AWS Certified Solutions Architect – Associate (SAA-C03) — Question 301
A company is using a fleet of Amazon EC2 instances to ingest data from on-premises data sources. The data is in JSON format and ingestion rates can be as high as 1 MB/s. When an EC2 instance is rebooted, the data in-flight is lost. The company’s data science team wants to query ingested data in near-real time.
Which solution provides near-real-time data querying that is scalable with minimal data loss?
Answer options
- A. Publish data to Amazon Kinesis Data Streams, Use Kinesis Data Analytics to query the data.
- B. Publish data to Amazon Kinesis Data Firehose with Amazon Redshift as the destination. Use Amazon Redshift to query the data.
- C. Store ingested data in an EC2 instance store. Publish data to Amazon Kinesis Data Firehose with Amazon S3 as the destination. Use Amazon Athena to query the data.

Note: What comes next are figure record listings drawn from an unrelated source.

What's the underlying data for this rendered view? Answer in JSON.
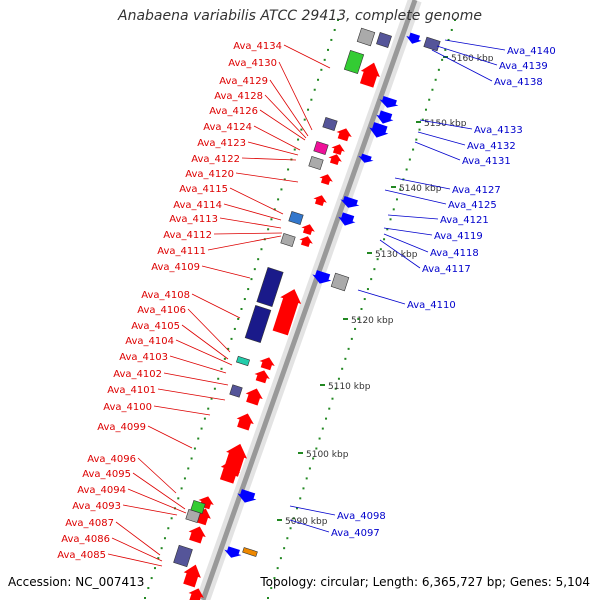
{
  "title": "Anabaena variabilis ATCC 29413, complete genome",
  "footer": {
    "accession": "Accession: NC_007413",
    "summary": "Topology: circular; Length: 6,365,727 bp; Genes: 5,104"
  },
  "colors": {
    "left_labels": "#dd0000",
    "right_labels": "#0000cc",
    "backbone": "#999999",
    "ticks": "#228822",
    "forward_gene": "#ff0000",
    "reverse_gene": "#0000ff",
    "dark_block": "#1a1a8a",
    "purple_block": "#555599",
    "magenta_block": "#ee1199",
    "green_block": "#33cc33",
    "cyan_block": "#22ccaa",
    "gray_block": "#aaaaaa",
    "orange_block": "#ee8800"
  },
  "scale_labels": [
    "5090 kbp",
    "5100 kbp",
    "5110 kbp",
    "5120 kbp",
    "5130 kbp",
    "5140 kbp",
    "5150 kbp",
    "5160 kbp"
  ],
  "left_labels": [
    "Ava_4134",
    "Ava_4130",
    "Ava_4129",
    "Ava_4128",
    "Ava_4126",
    "Ava_4124",
    "Ava_4123",
    "Ava_4122",
    "Ava_4120",
    "Ava_4115",
    "Ava_4114",
    "Ava_4113",
    "Ava_4112",
    "Ava_4111",
    "Ava_4109",
    "Ava_4108",
    "Ava_4106",
    "Ava_4105",
    "Ava_4104",
    "Ava_4103",
    "Ava_4102",
    "Ava_4101",
    "Ava_4100",
    "Ava_4099",
    "Ava_4096",
    "Ava_4095",
    "Ava_4094",
    "Ava_4093",
    "Ava_4087",
    "Ava_4086",
    "Ava_4085"
  ],
  "right_labels": [
    "Ava_4140",
    "Ava_4139",
    "Ava_4138",
    "Ava_4133",
    "Ava_4132",
    "Ava_4131",
    "Ava_4127",
    "Ava_4125",
    "Ava_4121",
    "Ava_4119",
    "Ava_4118",
    "Ava_4117",
    "Ava_4110",
    "Ava_4098",
    "Ava_4097"
  ]
}
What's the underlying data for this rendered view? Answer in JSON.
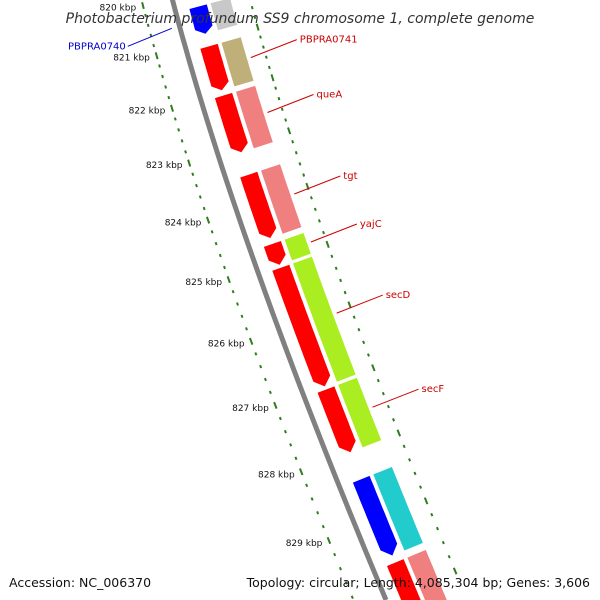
{
  "title": "Photobacterium profundum SS9 chromosome 1, complete genome",
  "footer": {
    "accession": "Accession: NC_006370",
    "summary": "Topology: circular; Length: 4,085,304 bp; Genes: 3,606"
  },
  "colors": {
    "backbone": "#808080",
    "tick": "#2e7d1e",
    "label_red": "#cc0000",
    "label_blue": "#0000cc"
  },
  "scale": {
    "unit": "kbp",
    "ticks": [
      {
        "kbp": 820,
        "label": "820 kbp"
      },
      {
        "kbp": 821,
        "label": "821 kbp"
      },
      {
        "kbp": 822,
        "label": "822 kbp"
      },
      {
        "kbp": 823,
        "label": "823 kbp"
      },
      {
        "kbp": 824,
        "label": "824 kbp"
      },
      {
        "kbp": 825,
        "label": "825 kbp"
      },
      {
        "kbp": 826,
        "label": "826 kbp"
      },
      {
        "kbp": 827,
        "label": "827 kbp"
      },
      {
        "kbp": 828,
        "label": "828 kbp"
      },
      {
        "kbp": 829,
        "label": "829 kbp"
      }
    ]
  },
  "genes": [
    {
      "name": "PBPRA0740",
      "start_kbp": 820.3,
      "end_kbp": 820.85,
      "cds_color": "#0000ff",
      "feature_color": "#c8c8c8",
      "label_color": "#0000cc",
      "label_side": "left"
    },
    {
      "name": "PBPRA0741",
      "start_kbp": 821.1,
      "end_kbp": 821.95,
      "cds_color": "#ff0000",
      "feature_color": "#bfb07a",
      "label_color": "#cc0000",
      "label_side": "right"
    },
    {
      "name": "queA",
      "start_kbp": 822.05,
      "end_kbp": 823.1,
      "cds_color": "#ff0000",
      "feature_color": "#f08080",
      "label_color": "#cc0000",
      "label_side": "right"
    },
    {
      "name": "tgt",
      "start_kbp": 823.5,
      "end_kbp": 824.6,
      "cds_color": "#ff0000",
      "feature_color": "#f08080",
      "label_color": "#cc0000",
      "label_side": "right"
    },
    {
      "name": "yajC",
      "start_kbp": 824.7,
      "end_kbp": 825.05,
      "cds_color": "#ff0000",
      "feature_color": "#aaee22",
      "label_color": "#cc0000",
      "label_side": "right"
    },
    {
      "name": "secD",
      "start_kbp": 825.1,
      "end_kbp": 827.0,
      "cds_color": "#ff0000",
      "feature_color": "#aaee22",
      "label_color": "#cc0000",
      "label_side": "right"
    },
    {
      "name": "secF",
      "start_kbp": 827.05,
      "end_kbp": 828.0,
      "cds_color": "#ff0000",
      "feature_color": "#aaee22",
      "label_color": "#cc0000",
      "label_side": "right"
    },
    {
      "name": "",
      "start_kbp": 828.4,
      "end_kbp": 829.5,
      "cds_color": "#0000ff",
      "feature_color": "#22cccc",
      "label_color": "#cc0000",
      "label_side": "none"
    },
    {
      "name": "",
      "start_kbp": 829.6,
      "end_kbp": 830.3,
      "cds_color": "#ff0000",
      "feature_color": "#f08080",
      "label_color": "#cc0000",
      "label_side": "none"
    }
  ]
}
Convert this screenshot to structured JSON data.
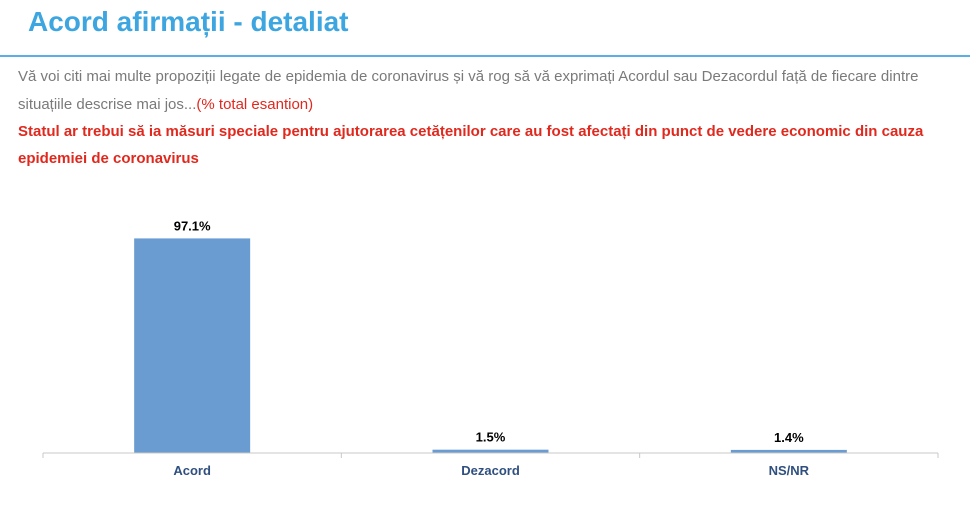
{
  "page": {
    "title": "Acord afirmații - detaliat",
    "question": "Vă voi citi mai multe propoziții legate de epidemia de coronavirus și vă rog să vă exprimați Acordul sau Dezacordul față de fiecare dintre situațiile descrise mai jos...",
    "base_note": "(% total esantion)",
    "statement": "Statul ar trebui să ia măsuri speciale pentru ajutorarea cetățenilor care au fost afectați din punct de vedere economic din cauza epidemiei de coronavirus"
  },
  "colors": {
    "title": "#3da5e0",
    "statement": "#e0291e",
    "bar": "#6a9bd1",
    "category_label": "#2f4f7f"
  },
  "chart_data": {
    "type": "bar",
    "categories": [
      "Acord",
      "Dezacord",
      "NS/NR"
    ],
    "values": [
      97.1,
      1.5,
      1.4
    ],
    "data_labels": [
      "97.1%",
      "1.5%",
      "1.4%"
    ],
    "ylim": [
      0,
      100
    ],
    "grid": false,
    "legend": "none"
  }
}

- D. Store ingested data in an Amazon Elastic Block Store (Amazon EBS) volume. Publish data to Amazon ElastiCache for Redis. Subscribe to the Redis channel to query the data.
Correct answer: A
Explanation
Publishing the data directly to Amazon Kinesis Data Streams ensures durability and prevents data loss during EC2 reboots, while Amazon Kinesis Data Analytics enables immediate, near-real-time SQL querying on the streaming data. Options B and C are incorrect because Amazon Kinesis Data Firehose buffers data, which introduces latency that does not meet the near-real-time requirement as effectively as Data Streams. Option D is incorrect because storing data on Amazon EBS volumes adds unnecessary management overhead, and ElastiCache for Redis is not designed for scalable, complex analytical querying by data science teams.